The section on convergence diagnoses is rather limited and refers to oldish methods, rather than suggesting a multiple-chain empirical exploratory approach. Similarly, there is only one page (p.872) of introduction to marginal likelihood approximation techniques, half of which is wasted on the harmonic mean “worst Monte Carlo method ever.” And the other half is spent on criticizing Besag's candidate method exploited by Chib (1995).

Machine learning a probabilistic perspective slides

Now, a wee bit more into detailed nitpicking… First, the mathematical rigor is not always “there” and the handling of Dirac masses and conditionals and big-Oh (Exercise 3.20) is too hand waving for my taste (see p.39 for an example). I also dislike the notion of the multinoulli distribution (p.35), first because it is a poor pun on Bernoulli's name and second because sufficiency makes this distribution somewhat irrelevant when compared to the multinomial distribution. Although the book covers the dangers and shortcomings of MAP estimators fairly well in Section 5.2.1.3 (p.150), this method remains the default solution. As a marginalia, Monte Carlo is not “a city in Europe known for its plush gambling casinos” but the district of the city-state Monaco where the casino stands. And it writes “Monte-Carlo” in the original. The approximation of π by Monte Carlo is the one suggested by Buffon, but it would have been nice to know the number of iterations (p.54).

Machine Learning A Probabilistic Perspective Reddit

The book unnecessarily and vaguely refers to Taleb about the black swan paradox (p.77). The first introduction of Bayesian tests is to use the HPD interval and check whether the null value is inside with a prosecutor's fallacy in conclusion (p.137). BIC, then AIC, are introduced (p.162), and the reader remains uncertain about which one to use, if any. The fact that the MLE and posterior mean differ (p.165) is not a sign of informativeness in the prior. The processing of the label-switching problem for mixtures (p.841) is confusing in that the inference problem (invariance by permutation that prohibits using posterior means) is compounded by the simulation problem (failing to observe this behavior in simulations).

The Rao-Blackwellization Theorem (p.841) does not readily apply to cases other than two-stage Gibbs sampling, but this is not clear from the text. The adaptive MCMC amcmc package of Jeff Rosenthal is not mentioned (because it is in R?). The proof of detailed balance (pp.854–855) should take a line.
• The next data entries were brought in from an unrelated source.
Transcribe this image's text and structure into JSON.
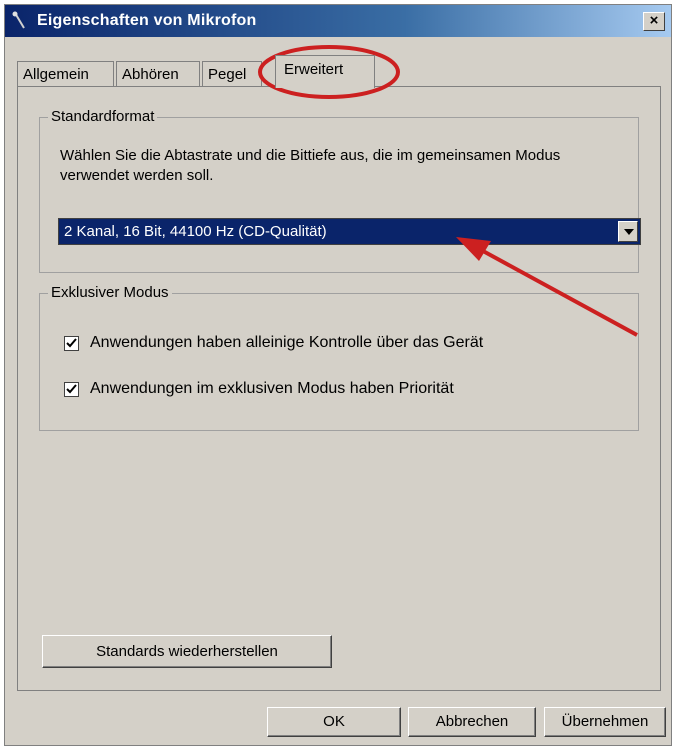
{
  "window": {
    "title": "Eigenschaften von Mikrofon",
    "close_label": "×"
  },
  "tabs": [
    {
      "label": "Allgemein",
      "active": false
    },
    {
      "label": "Abhören",
      "active": false
    },
    {
      "label": "Pegel",
      "active": false
    },
    {
      "label": "Erweitert",
      "active": true
    }
  ],
  "standardformat": {
    "legend": "Standardformat",
    "description": "Wählen Sie die Abtastrate und die Bittiefe aus, die im gemeinsamen Modus verwendet werden soll.",
    "selected_format": "2 Kanal, 16 Bit, 44100 Hz (CD-Qualität)"
  },
  "exclusive": {
    "legend": "Exklusiver Modus",
    "options": [
      {
        "label": "Anwendungen haben alleinige Kontrolle über das Gerät",
        "checked": true
      },
      {
        "label": "Anwendungen im exklusiven Modus haben Priorität",
        "checked": true
      }
    ]
  },
  "restore_button": "Standards wiederherstellen",
  "footer": {
    "ok": "OK",
    "cancel": "Abbrechen",
    "apply": "Übernehmen"
  },
  "colors": {
    "titlebar": "#0a246a",
    "selection": "#0a246a",
    "annotation": "#cc2020"
  }
}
Having so many references (35 pages) is both a bonus and a nuisance in a textbook, in which students dislike the repeated occurrence of “see so-and-so.” I also dislike references being given within parentheses at all times, as in “See (Doucet et al. 2001) for details.” And definitely the least important remark given my own record in the matter, the quotes at the beginning are not particularly novel or relevant: The book could do without them. (Same thing for the “no free lunch theorem,” which is not particularly helpful as presented.)
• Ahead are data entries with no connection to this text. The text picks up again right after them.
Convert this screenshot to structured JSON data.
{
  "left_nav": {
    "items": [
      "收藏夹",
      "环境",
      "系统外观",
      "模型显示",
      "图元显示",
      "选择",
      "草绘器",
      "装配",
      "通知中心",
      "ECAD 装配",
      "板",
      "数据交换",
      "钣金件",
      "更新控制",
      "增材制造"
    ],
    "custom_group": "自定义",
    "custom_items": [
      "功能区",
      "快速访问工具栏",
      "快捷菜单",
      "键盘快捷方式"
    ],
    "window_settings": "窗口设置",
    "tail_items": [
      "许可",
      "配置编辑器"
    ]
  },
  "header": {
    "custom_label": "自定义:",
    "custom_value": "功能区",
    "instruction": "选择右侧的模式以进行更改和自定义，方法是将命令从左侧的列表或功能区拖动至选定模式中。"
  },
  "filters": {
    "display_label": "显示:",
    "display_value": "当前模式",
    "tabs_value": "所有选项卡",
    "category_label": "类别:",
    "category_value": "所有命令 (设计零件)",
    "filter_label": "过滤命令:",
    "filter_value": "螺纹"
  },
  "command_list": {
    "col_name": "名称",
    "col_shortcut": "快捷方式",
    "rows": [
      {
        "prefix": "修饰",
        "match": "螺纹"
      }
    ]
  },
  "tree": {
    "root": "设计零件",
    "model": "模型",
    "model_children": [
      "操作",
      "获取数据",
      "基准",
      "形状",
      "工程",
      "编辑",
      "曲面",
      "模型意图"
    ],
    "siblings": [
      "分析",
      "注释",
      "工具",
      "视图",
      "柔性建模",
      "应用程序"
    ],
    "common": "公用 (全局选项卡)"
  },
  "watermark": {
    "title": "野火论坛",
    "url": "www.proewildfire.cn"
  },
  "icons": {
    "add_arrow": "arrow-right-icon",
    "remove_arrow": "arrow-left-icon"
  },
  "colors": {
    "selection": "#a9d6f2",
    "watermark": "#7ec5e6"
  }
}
In conclusion, Machine Learning, a Probabilistic Perspective offers a fairly wide, unifying, and comprehensive perspective on the field of statistics—aka machine learning—that can be used as the textbook in a master's program where this is the only course on statistics (aka machine learning). Having not thoroughly read other machine learning books, I cannot judge how innovative it is. The beginning is trying to build the intuition of what the book is about before introducing the models. Just not my way of proceeding, but mostly a matter of taste and maybe audience. The computational aspects are not treated in enough depth for my taste and courses, but there are excellent books on those aspects. The Bayesian thread sometimes runs a bit thin, but it remains a thread nonetheless throughout the book, thus a nice textbook for the appropriate course and a reference for many.